Integrative and conjugative elements (ICEs) are mobile genetic elements capable of transferring their own and other DNA. They contribute to the spread of antibiotic resistance and other important traits for bacterial evolution. Exclusion is a mechanism used by many conjugative plasmids and a few ICEs to prevent their host cell from acquiring a second copy of the cognate element. ICEBs1 of Bacillus subtilis has an exclusion mechanism whereby the exclusion protein YddJ in a potential recipient inhibits the activity of the ICEBs1-encoded conjugation machinery in a potential donor. The target of YddJ-mediated exclusion is the conjugation protein ConG (a VirB6 homolog). Here, we defined the regions of YddJ and ConG that confer exclusion specificity and determined the importance of exclusion to host cells. Using chimeras that had parts of ConG from ICEBs1 and the closely related ICEBat1, we identified a putative extracellular loop of ConG that conferred specificity for exclusion by the cognate YddJ. Using chimeras of YddJ from ICEBs1 and ICEBat1, we identified two regions in YddJ needed for exclusion specificity. We also found that YddJ-mediated exclusion reduced the death of donor cells following conjugation into recipients. Donor death was dependent on the ability of transconjugants to themselves become donors and was reduced under osmoprotective conditions, indicating that death was likely due to alterations in the donor cell envelope caused by excessive conjugation. We postulate that elements that can have high frequencies of transfer likely evolved exclusion mechanisms to protect the host cells from excessive death.IMPORTANCE Horizontal gene transfer is a driving force in bacterial evolution, responsible for the spread of many traits, including antibiotic and heavy metal resistance. Conjugation, one type of horizontal gene transfer, involves DNA transfer from donor to recipient cells through conjugation machinery and direct cell-cell contact. Exclusion mechanisms allow conjugative elements to prevent their host from acquiring additional copies of the element and are highly specific, enabling hosts to acquire heterologous elements. We defined regions of the exclusion protein and its target in the conjugation machinery that convey high specificity of exclusion. We found that exclusion protects donors from cell death during periods of high transfer. This is likely important for the element to enter new populations of cells.

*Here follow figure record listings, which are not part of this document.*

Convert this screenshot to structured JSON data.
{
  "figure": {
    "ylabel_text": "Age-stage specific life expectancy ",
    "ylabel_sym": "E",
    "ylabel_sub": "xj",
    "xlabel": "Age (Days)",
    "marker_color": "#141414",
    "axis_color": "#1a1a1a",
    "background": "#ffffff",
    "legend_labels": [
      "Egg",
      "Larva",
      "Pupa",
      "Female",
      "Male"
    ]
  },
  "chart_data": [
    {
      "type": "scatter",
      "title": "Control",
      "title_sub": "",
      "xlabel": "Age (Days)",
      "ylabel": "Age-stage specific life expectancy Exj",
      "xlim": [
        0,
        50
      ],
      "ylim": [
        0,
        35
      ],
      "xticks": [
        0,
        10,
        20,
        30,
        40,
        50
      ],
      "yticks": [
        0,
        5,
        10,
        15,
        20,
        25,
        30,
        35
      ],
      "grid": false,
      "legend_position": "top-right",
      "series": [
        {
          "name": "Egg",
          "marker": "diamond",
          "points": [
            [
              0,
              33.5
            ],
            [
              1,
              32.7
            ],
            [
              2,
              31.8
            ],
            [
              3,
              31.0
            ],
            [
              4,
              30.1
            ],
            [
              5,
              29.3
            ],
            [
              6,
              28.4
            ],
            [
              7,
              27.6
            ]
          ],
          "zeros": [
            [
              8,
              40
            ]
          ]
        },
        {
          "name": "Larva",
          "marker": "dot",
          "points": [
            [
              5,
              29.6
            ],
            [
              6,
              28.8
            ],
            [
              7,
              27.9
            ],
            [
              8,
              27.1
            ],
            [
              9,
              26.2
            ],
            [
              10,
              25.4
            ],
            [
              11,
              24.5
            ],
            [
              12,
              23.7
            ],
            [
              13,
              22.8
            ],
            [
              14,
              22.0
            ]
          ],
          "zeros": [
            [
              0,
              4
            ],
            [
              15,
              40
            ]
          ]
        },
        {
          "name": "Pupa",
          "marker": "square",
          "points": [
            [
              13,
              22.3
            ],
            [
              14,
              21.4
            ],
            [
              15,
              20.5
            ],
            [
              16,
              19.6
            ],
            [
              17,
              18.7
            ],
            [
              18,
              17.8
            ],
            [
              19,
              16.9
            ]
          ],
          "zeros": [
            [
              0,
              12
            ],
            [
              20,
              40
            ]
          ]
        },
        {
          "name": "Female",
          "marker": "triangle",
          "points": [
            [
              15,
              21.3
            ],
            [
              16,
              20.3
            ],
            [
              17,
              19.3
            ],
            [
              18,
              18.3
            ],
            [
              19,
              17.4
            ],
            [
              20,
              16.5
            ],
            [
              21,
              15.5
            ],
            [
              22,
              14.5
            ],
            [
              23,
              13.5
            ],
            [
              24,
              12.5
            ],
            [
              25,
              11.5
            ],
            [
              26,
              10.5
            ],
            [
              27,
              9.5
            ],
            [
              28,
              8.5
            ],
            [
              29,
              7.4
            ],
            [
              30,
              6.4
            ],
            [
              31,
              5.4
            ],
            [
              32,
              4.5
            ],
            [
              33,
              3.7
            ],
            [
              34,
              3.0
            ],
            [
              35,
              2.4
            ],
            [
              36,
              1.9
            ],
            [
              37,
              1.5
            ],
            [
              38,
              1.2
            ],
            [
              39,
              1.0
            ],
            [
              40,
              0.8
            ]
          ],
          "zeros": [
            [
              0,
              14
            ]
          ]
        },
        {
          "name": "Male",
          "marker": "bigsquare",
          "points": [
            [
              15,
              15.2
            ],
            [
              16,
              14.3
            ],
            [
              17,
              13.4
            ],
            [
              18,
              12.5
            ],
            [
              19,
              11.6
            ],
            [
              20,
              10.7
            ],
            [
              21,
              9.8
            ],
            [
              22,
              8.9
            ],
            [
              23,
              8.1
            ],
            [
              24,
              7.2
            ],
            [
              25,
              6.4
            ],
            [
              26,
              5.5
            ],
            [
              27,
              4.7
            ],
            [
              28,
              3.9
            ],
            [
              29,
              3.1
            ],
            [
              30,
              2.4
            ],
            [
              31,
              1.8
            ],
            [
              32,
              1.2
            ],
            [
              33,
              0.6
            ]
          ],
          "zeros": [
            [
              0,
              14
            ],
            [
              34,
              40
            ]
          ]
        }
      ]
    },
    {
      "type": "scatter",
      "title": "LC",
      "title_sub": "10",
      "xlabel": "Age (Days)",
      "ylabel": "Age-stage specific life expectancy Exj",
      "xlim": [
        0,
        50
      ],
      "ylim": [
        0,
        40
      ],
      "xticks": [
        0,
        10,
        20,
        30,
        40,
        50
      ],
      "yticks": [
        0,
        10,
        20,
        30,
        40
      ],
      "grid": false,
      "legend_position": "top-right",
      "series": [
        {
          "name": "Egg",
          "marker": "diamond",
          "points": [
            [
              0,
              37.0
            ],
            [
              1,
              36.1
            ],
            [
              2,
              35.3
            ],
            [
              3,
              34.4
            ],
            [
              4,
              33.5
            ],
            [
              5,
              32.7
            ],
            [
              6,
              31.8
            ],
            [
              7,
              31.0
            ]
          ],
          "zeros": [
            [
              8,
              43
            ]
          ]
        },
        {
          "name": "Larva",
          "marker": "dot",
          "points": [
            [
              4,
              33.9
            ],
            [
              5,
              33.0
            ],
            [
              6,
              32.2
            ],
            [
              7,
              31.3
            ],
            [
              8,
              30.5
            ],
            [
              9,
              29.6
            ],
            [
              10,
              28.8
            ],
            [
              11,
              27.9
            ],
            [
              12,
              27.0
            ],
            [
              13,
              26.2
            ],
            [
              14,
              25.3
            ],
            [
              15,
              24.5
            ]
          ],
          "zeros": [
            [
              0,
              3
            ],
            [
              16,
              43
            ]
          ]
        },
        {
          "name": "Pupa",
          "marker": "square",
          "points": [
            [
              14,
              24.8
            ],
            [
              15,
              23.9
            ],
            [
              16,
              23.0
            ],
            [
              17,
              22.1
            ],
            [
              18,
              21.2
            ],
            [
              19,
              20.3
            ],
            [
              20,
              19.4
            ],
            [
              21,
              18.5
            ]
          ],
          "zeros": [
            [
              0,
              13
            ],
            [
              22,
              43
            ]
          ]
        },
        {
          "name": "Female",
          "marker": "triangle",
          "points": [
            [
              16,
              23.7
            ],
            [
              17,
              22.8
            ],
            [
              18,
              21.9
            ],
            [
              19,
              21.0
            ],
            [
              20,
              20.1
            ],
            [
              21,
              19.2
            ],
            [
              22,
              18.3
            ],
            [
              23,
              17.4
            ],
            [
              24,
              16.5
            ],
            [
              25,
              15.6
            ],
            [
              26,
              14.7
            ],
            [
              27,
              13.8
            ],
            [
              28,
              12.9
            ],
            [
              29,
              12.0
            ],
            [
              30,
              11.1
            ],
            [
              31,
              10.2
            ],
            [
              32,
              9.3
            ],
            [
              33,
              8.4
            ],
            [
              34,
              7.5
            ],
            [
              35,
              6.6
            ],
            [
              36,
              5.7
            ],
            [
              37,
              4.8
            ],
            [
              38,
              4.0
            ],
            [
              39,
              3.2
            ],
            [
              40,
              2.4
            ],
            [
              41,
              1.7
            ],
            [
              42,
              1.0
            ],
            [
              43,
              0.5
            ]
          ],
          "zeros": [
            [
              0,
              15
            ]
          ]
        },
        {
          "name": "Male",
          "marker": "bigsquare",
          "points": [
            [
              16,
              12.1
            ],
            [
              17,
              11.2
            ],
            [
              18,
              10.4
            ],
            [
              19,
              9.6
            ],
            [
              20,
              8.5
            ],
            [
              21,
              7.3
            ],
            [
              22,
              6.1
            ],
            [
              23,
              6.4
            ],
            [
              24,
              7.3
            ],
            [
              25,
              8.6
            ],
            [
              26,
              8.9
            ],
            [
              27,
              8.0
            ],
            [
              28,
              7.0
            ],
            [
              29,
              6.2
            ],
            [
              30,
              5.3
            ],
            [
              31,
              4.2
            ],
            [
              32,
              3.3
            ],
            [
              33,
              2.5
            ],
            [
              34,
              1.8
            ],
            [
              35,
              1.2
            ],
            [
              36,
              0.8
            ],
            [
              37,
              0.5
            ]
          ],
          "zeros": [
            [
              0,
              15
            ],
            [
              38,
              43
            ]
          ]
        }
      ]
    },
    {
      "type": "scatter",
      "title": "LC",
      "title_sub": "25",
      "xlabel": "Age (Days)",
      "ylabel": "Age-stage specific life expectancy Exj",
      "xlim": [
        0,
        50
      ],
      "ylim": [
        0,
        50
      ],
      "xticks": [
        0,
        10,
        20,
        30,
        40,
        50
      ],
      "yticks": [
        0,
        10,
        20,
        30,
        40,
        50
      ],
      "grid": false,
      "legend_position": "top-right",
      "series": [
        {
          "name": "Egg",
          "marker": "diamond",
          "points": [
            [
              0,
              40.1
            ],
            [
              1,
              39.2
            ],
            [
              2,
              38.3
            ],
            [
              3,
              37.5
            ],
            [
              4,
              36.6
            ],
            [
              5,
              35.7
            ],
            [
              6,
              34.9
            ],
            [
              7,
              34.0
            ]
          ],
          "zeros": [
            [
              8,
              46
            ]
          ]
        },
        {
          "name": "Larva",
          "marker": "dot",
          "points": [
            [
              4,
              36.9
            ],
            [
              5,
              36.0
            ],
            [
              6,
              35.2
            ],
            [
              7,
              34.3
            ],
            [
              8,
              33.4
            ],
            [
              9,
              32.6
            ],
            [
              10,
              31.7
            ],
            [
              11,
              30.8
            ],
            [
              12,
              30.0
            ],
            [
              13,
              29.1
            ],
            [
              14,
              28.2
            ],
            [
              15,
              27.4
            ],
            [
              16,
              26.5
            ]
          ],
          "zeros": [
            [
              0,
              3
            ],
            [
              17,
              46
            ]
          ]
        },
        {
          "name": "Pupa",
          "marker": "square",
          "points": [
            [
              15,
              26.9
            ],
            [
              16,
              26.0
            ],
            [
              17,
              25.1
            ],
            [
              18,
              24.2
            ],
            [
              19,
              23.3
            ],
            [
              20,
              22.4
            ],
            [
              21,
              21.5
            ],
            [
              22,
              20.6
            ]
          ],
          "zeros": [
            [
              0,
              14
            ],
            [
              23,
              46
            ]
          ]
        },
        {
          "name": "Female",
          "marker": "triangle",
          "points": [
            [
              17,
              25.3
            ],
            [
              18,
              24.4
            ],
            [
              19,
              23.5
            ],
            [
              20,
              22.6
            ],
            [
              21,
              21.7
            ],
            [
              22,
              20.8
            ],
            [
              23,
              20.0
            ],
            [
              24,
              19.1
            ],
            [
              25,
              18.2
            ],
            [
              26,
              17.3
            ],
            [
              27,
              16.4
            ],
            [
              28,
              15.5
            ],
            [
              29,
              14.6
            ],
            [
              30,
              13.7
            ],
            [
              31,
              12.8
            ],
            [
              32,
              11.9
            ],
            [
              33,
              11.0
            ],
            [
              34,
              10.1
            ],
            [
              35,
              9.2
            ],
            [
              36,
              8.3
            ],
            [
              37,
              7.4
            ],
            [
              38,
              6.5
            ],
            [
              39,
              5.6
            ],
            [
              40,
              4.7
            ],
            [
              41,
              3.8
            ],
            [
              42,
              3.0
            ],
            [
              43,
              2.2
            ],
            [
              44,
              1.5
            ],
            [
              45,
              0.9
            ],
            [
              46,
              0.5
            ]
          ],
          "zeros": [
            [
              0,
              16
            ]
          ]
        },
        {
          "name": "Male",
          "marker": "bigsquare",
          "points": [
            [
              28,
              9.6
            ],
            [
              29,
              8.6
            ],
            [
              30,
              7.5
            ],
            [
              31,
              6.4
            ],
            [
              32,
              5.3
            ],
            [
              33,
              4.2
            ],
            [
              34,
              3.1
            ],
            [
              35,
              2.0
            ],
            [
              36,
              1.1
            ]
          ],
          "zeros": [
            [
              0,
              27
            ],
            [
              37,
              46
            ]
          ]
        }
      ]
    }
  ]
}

Identification, characterization and benefits of an exclusion system in an integrative and conjugative element of Bacillus subtilis.

Integrative and conjugative elements (ICEs) are mobile genetic elements that transfer from cell to cell by conjugation (like plasmids) and integrate into the chromosomes of bacterial hosts (like lysogenic phages or transposons). ICEs are prevalent in bacterial chromosomes and play a major role in bacterial evolution by promoting horizontal gene transfer. Exclusion prevents the redundant transfer of conjugative elements into host cells that already contain a copy of the element. Exclusion has been characterized mostly for conjugative elements of Gram-negative bacteria. Here, we report the identification and characterization of an exclusion mechanism in ICEBs1 from the Gram-positive bacterium Bacillus subtilis. We found that cells containing ICEBs1 inhibit the activity of the ICEBs1-encoded conjugation machinery in other cells. This inhibition (exclusion) was specific to the cognate conjugation machinery and the ICEBs1 gene yddJ was both necessary and sufficient to mediate exclusion by recipient cells. Through a mutagenesis and enrichment screen, we identified exclusion-resistant mutations in the ICEBs1 gene conG. Using genes from a heterologous but related ICE, we found that the exclusion specificity was determined by ConG and YddJ. Finally, we found that under conditions that support conjugation, exclusion provides a selective advantage to the element and its host cells.